Toute partie du monde perçue comme une terre de « vrai islam » où l’on applique la charia représente une attraction pour les salafistes-jihadistes européens. Si on leur ouvre la porte, ils vont s’y rendre. Une fois là-bas, le régime en fera ce qu’il veut : les entraîner militairement – pas forcément sous la forme de camps à ciel ouvert comme avant le 11 septembre 2001 –, continuer leur formation idéologique, etc. Ils peuvent servir, à un moment donné, des intérêts stratégiques des talibans ou des pays qui les soutiennent et être envoyés organiser des attentats dans certaines parties du monde. L’idée que des Français vont retourner sur cette terre – il y en a eu un paquet par le passé – et être chapeautés par des extrémistes religieux représente un danger. Cela donne aussi un souffle à l’idéologie qui peut disparaître petit à petit quand il ne se passe rien. On a vu ce qu’avait donné la proclamation du califat avec un exode massif des salafistes européens. Cela étant, l’Afghanistan est un peu moins accessible que la Syrie et l’Irak. Il faut crapahuter pour s’y rendre, il ne suffit pas d’un billet d’avion à 230 euros. Heureusement, on a les moyens d’éviter un exode massif. Cela se fera par petits nombres. Parmi les derniers dossiers que j’ai traités, une demi-douzaine de terroristes dont Mohammed Merah (responsable des tueries de Toulouse et Montauban en 2012) avaient été formés au Waziristan, région tribale à la frontière du Pakistan et de l’Afghanistan.

A quel point le Pakistan est-il impliqué?

C’est un pays ami des talibans.
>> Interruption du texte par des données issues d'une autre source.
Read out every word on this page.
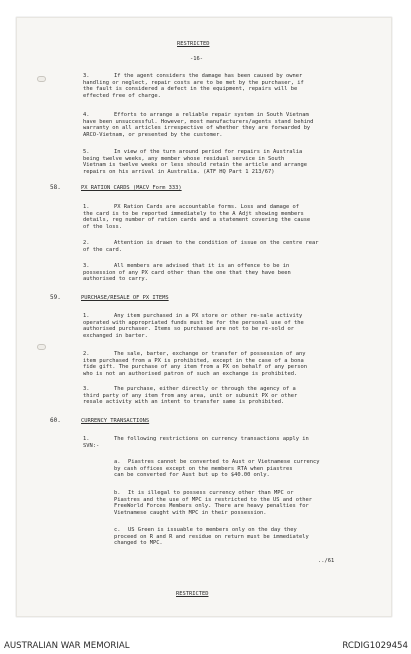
RESTRICTED
-16-
3.	If the agent considers the damage has been caused by owner
handling or neglect, repair costs are to be met by the purchaser, if
the fault is considered a defect in the equipment, repairs will be
effected free of charge.
4.	Efforts to arrange a reliable repair system in South Vietnam
have been unsuccessful. However, most manufacturers/agents stand behind
warranty on all articles irrespective of whether they are forwarded by
ARCO-Vietnam, or presented by the customer.
5.	In view of the turn around period for repairs in Australia
being twelve weeks, any member whose residual service in South
Vietnam is twelve weeks or less should retain the article and arrange
repairs on his arrival in Australia. (ATF HQ Part 1 213/67)
58.	PX RATION CARDS (MACV Form 333)
1.	PX Ration Cards are accountable forms. Loss and damage of
the card is to be reported immediately to the A Adjt showing members
details, reg number of ration cards and a statement covering the cause
of the loss.
2.	Attention is drawn to the condition of issue on the centre rear
of the card.
3.	All members are advised that it is an offence to be in
possession of any PX card other than the one that they have been
authorised to carry.
59.	PURCHASE/RESALE OF PX ITEMS
1.	Any item purchased in a PX store or other re-sale activity
operated with appropriated funds must be for the personal use of the
authorised purchaser. Items so purchased are not to be re-sold or
exchanged in barter.
2.	The sale, barter, exchange or transfer of possession of any
item purchased from a PX is prohibited, except in the case of a bona
fide gift. The purchase of any item from a PX on behalf of any person
who is not an authorised patron of such an exchange is prohibited.
The purchase, either directly or through the agency of a
3.
third party of any item from any area, unit or subunit PX or other
resale activity with an intent to transfer same is prohibited.
60.	CURRENCY TRANSACTIONS
1.	The following restrictions on currency transactions apply in
SVN:-
a. Piastres cannot be converted to Aust or Vietnamese currency
by cash offices except on the members RTA when piastres
can be converted for Aust but up to $40.00 only.
b. It is illegal to possess currency other than MPC or
Piastres and the use of MPC is restricted to the US and other
FreeWorld Forces Members only. There are heavy penalties for
Vietnamese caught with MPC in their possession.
c. US Green is issuable to members only on the day they
proceed on R and R and residue on return must be immediately
changed to MPC.
../61
RESTRICTED
AUSTRALIAN WAR MEMORIAL	RCDIG1029454
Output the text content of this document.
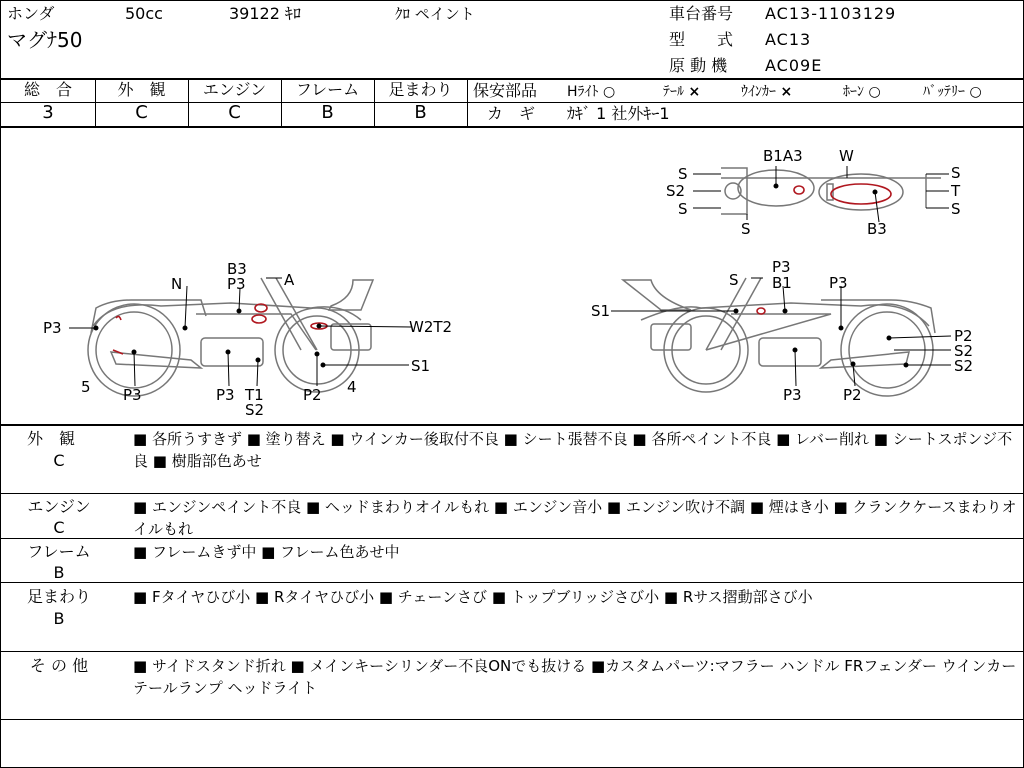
ホンダ	50cc	39122 ｷﾛ	ｸﾛ ペイント
マグﾅ50
車台番号 AC13-1103129
型　　式 AC13
原 動 機 AC09E
総　合
3
外　観
C
エンジン
C
フレーム
B
足まわり
B
保安部品 Hﾗｲﾄ ○	ﾃｰﾙ ×	ｳｲﾝｶｰ ×	ﾎｰﾝ ○	ﾊﾞｯﾃﾘｰ ○
カ　ギ ｶｷﾞ 1 社外ｷｰ1
B3
P3	A
N
P3	W2T2
S1
5 P3	P3 T1
S2
P2 4
S
P3
B1 P3
S1
P2
S2
S2
P3	P2
B1A3 W
S
S2
S
S	B3
S
T
S
外　観
C
■ 各所うすきず ■ 塗り替え ■ ウインカー後取付不良 ■ シート張替不良 ■ 各所ペイント不良 ■ レバー削れ ■ シートスポンジ不良 ■ 樹脂部色あせ
エンジン
C
■ エンジンペイント不良 ■ ヘッドまわりオイルもれ ■ エンジン音小 ■ エンジン吹け不調 ■ 煙はき小 ■ クランクケースまわりオイルもれ
フレーム
B
■ フレームきず中 ■ フレーム色あせ中
足まわり
B
■ Fタイヤひび小 ■ Rタイヤひび小 ■ チェーンさび ■ トップブリッジさび小 ■ Rサス摺動部さび小
そ の 他	■ サイドスタンド折れ ■ メインキーシリンダー不良ONでも抜ける ■カスタムパーツ:マフラー ハンドル FRフェンダー ウインカー テールランプ ヘッドライト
Au moins la moitié de la hiérarchie des services de renseignement pakistanais (l’ISI, qui emploie 800000 personnes et fait la pluie et le beau temps dans le pays) est historiquement proche des chefs talibans. Le Pakistan est toujours partant pour déstabiliser l’Inde, comme on l’a vu par le passé quand al-Qaïda a été utilisé au Cachemire pour des actions terroristes. Tout le monde occidental sait que le Pakistan n’est pas un véritable allié. C’est un Etat très instable disposant de l’arme nucléaire, qu’on laisse agir parce qu’il n’y a pas le choix.